Cool stuff! Is the goal of this project personal learning, inference performance, or something else?

Would be nice to see how inference speed stacks up against say llama.cpp

Thanks! To be honest, it started purely as a learning project. I was really inspired when llama.cpp first came out and tried to build something similar in pure C++ (https://github.com/nirw4nna/YAMI), mostly for fun and to practice low-level coding. The idea for DSC came when I realized how hard it was to port new models to that C++ engine, especially since I don't have a deep ML background. I wanted something that felt more like PyTorch, where I could experiment with new architectures easily. As for llama.cpp, it's definitely faster! They have hand-optimizing kernels for a whole bunch of architectures, models and data types. DSC is more of a general-purpose toolkit. I'm excited to work on performance later on, but for now, I'm focused on getting the API and core features right.

▲

NalNezumi 4 days ago | parent [-]

If someone wanted to learn the same thing, what material would you suggest is a good place to start?

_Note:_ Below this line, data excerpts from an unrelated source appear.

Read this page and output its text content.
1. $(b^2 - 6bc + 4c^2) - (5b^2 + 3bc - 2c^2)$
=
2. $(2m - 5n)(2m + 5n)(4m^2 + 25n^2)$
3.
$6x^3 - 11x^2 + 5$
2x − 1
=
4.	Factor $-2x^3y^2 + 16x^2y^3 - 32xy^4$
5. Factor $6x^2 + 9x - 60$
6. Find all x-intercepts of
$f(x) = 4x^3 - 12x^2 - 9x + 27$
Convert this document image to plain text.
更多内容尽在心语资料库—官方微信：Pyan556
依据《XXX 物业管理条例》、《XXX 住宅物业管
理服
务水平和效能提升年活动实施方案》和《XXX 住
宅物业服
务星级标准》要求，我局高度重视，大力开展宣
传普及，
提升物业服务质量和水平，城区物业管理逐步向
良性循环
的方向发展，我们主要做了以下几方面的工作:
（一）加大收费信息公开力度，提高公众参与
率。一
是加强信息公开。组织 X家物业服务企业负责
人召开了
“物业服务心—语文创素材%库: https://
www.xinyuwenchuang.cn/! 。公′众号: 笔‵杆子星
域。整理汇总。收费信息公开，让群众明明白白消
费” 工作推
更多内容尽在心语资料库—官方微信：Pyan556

	▲	nirw4nna 4 days ago \| parent [-]
		You just need a foundation of C/C++. If you already have that then just start programming, it's way better than reading books/guides/blogs (at least until you're stuck!). Also, you can read the source code of other similar projects on GitHub and get ideas from them, this is what I did at the beginning.

▲

liuliu 4 days ago | parent | prev [-]

Both uses cublas under the hood. So I think it is similar for prefilling (of course, this framework is too early and don't have FP16 / BF16 support for GEMM it seems). Hand-roll gemv is faster for token generation hence llama.cpp is better.

	▲	kajecounterhack 3 days ago \| parent [-]
		Unrelated: my man, I loved your C vision library back in the day.